# When does a confidence interval “make sense” but the corresponding credible interval does not?

It is often the case that a confidence interval with 95% coverage is very similar to a credible interval that contains 95% of the posterior density. This happens when the prior is uniform or near uniform in the latter case. Thus a confidence interval can often be used to approximate a credible interval and vice versa. Importantly, we can conclude from this that the much maligned misinterpretation of a confidence interval as a credible interval has little to no practical importance for many simple use cases.

There are a number of examples out there of cases where this does not happen, however they all seem to be cherrypicked by proponents of Bayesian stats in an attempt to prove there is something wrong with the frequentist approach.
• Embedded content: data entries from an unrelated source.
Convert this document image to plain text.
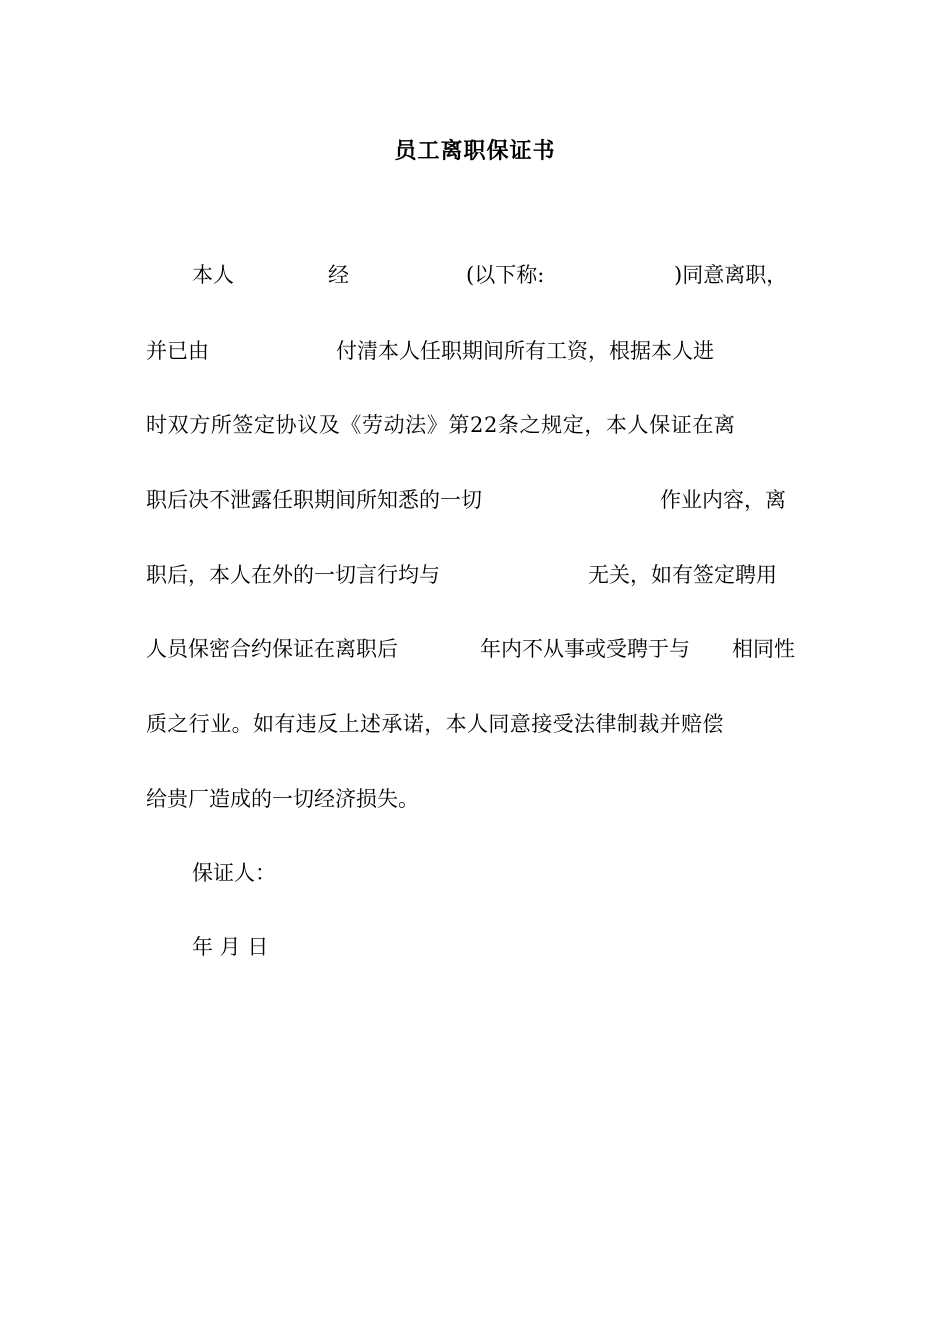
员工离职保证书
本人	经	(以下称:	)同意离职，
并已由	付清本人任职期间所有工资，根据本人进
时双方所签定协议及《劳动法》第22条之规定，本人保证在离
职后决不泄露任职期间所知悉的一切	作业内容，离
职后，本人在外的一切言行均与	无关，如有签定聘用
人员保密合约保证在离职后	年内不从事或受聘于与 相同性
质之行业。如有违反上述承诺，本人同意接受法律制裁并赔偿
给贵厂造成的一切经济损失。
保证人：
年 月 日
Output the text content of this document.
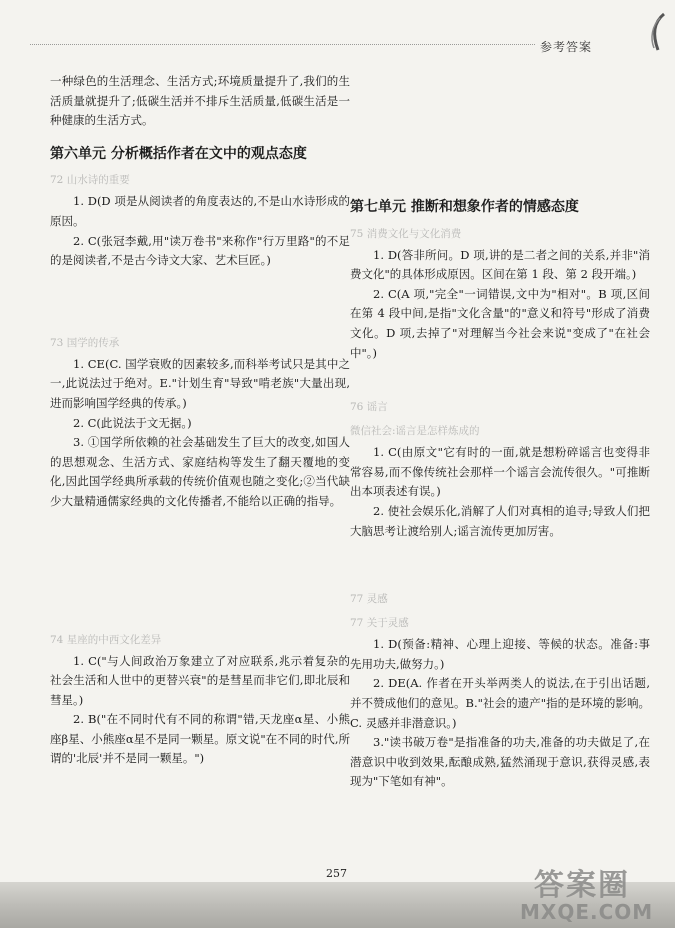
参考答案

一种绿色的生活理念、生活方式;环境质量提升了,我们的生活质量就提升了;低碳生活并不排斥生活质量,低碳生活是一种健康的生活方式。

第六单元 分析概括作者在文中的观点态度
72 山水诗的重要

1. D(D 项是从阅读者的角度表达的,不是山水诗形成的原因。

2. C(张冠李戴,用"读万卷书"来称作"行万里路"的不足的是阅读者,不是古今诗文大家、艺术巨匠。)

73 国学的传承

1. CE(C. 国学衰败的因素较多,而科举考试只是其中之一,此说法过于绝对。E."计划生育"导致"啃老族"大量出现,进而影响国学经典的传承。)

2. C(此说法于文无据。)

3. ①国学所依赖的社会基础发生了巨大的改变,如国人的思想观念、生活方式、家庭结构等发生了翻天覆地的变化,因此国学经典所承载的传统价值观也随之变化;②当代缺少大量精通儒家经典的文化传播者,不能给以正确的指导。

74 星座的中西文化差异

1. C("与人间政治万象建立了对应联系,兆示着复杂的社会生活和人世中的更替兴衰"的是彗星而非它们,即北辰和彗星。)

2. B("在不同时代有不同的称谓"错,天龙座α星、小熊座β星、小熊座α星不是同一颗星。原文说"在不同的时代,所谓的'北辰'并不是同一颗星。")

第七单元 推断和想象作者的情感态度
75 消费文化与文化消费

1. D(答非所问。D 项,讲的是二者之间的关系,并非"消费文化"的具体形成原因。区间在第 1 段、第 2 段开端。)

2. C(A 项,"完全"一词错误,文中为"相对"。B 项,区间在第 4 段中间,是指"文化含量"的"意义和符号"形成了消费文化。D 项,去掉了"对理解当今社会来说"变成了"在社会中"。)

76 谣言
微信社会:谣言是怎样炼成的

1. C(由原文"它有时的一面,就是想粉碎谣言也变得非常容易,而不像传统社会那样一个谣言会流传很久。"可推断出本项表述有误。)

2. 使社会娱乐化,消解了人们对真相的追寻;导致人们把大脑思考让渡给别人;谣言流传更加厉害。

77 灵感
77 关于灵感

1. D(预备:精神、心理上迎接、等候的状态。准备:事先用功夫,做努力。)

2. DE(A. 作者在开头举两类人的说法,在于引出话题,并不赞成他们的意见。B."社会的遗产"指的是环境的影响。C. 灵感并非潜意识。)

3."读书破万卷"是指准备的功夫,准备的功夫做足了,在潜意识中收到效果,酝酿成熟,猛然涌现于意识,获得灵感,表现为"下笔如有神"。

257	答案圈
MXQE.COM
In these examples, we see the confidence interval contains impossible values, etc which is supposed to show that they are nonsense.

I don’t want to go back over those examples, or a philosophical discussion of Bayesian vs Frequentist.

I am just looking for examples of the opposite. Are there any cases where the confidence and credible intervals are substantially different, and the interval provided by the confidence procedure is clearly superior?

To clarify: This is about the situation when the credible interval is usually expected to coincide with the corresponding confidence interval, ie when using flat, uniform, etc priors. I am not interested in the case where someone chooses an arbitrarily bad prior.

EDIT:
In response to @JaeHyeok Shin’s answer below, I must disagree that his example uses the correct likelihood. I used approximate bayesian computation to estimate the correct posterior distribution for theta below in R:

### Methods ###
# Packages
require(HDInterval)

# Define the likelihood
like <- function(k = 1.2, theta = 0, n_print = 1e5){
x    = NULL
rule = FALSE
while(!rule){
x     = c(x, rnorm(1, theta, 1))
n     = length(x)
x_bar = mean(x)

rule = sqrt(n)*abs(x_bar) > k

if(n %% n_print == 0){ print(c(n, sqrt(n)*abs(x_bar))) }
}
return(x)
}

# Plot results
plot_res <- function(chain, i){
par(mfrow = c(2, 1))
plot(chain[1:i, 1], type = "l", ylab = "Theta", panel.first = grid())
hist(chain[1:i, 1], breaks = 20, col = "Grey", main = "", xlab = "Theta")
}

### Generate target data ###
set.seed(0123)
X = like(theta = 0)
m = mean(X)

### Get posterior estimate of theta via ABC ###
tol   = list(m = 1)
nBurn = 1e3
nStep = 1e4

# Initialize MCMC chain
chain           = as.data.frame(matrix(nrow = nStep, ncol = 2))
colnames(chain) = c("theta", "mean")
chain$theta = rnorm(1, 0, 10) # Run ABC for(i in 2:nStep){ theta = rnorm(1, chain[i - 1, 1], 10) prop = like(theta = theta) m_prop = mean(prop) if(abs(m_prop - m) < tol$m){
chain[i,] = c(theta, m_prop)
}else{
chain[i, ] = chain[i - 1, ]
}
if(i %% 100 == 0){
print(paste0(i, "/", nStep))
plot_res(chain, i)
}
}

# Remove burn-in
chain = chain[-(1:nBurn), ]

# Results
plot_res(chain, nrow(chain))
as.numeric(hdi(chain[, 1], credMass = 0.95))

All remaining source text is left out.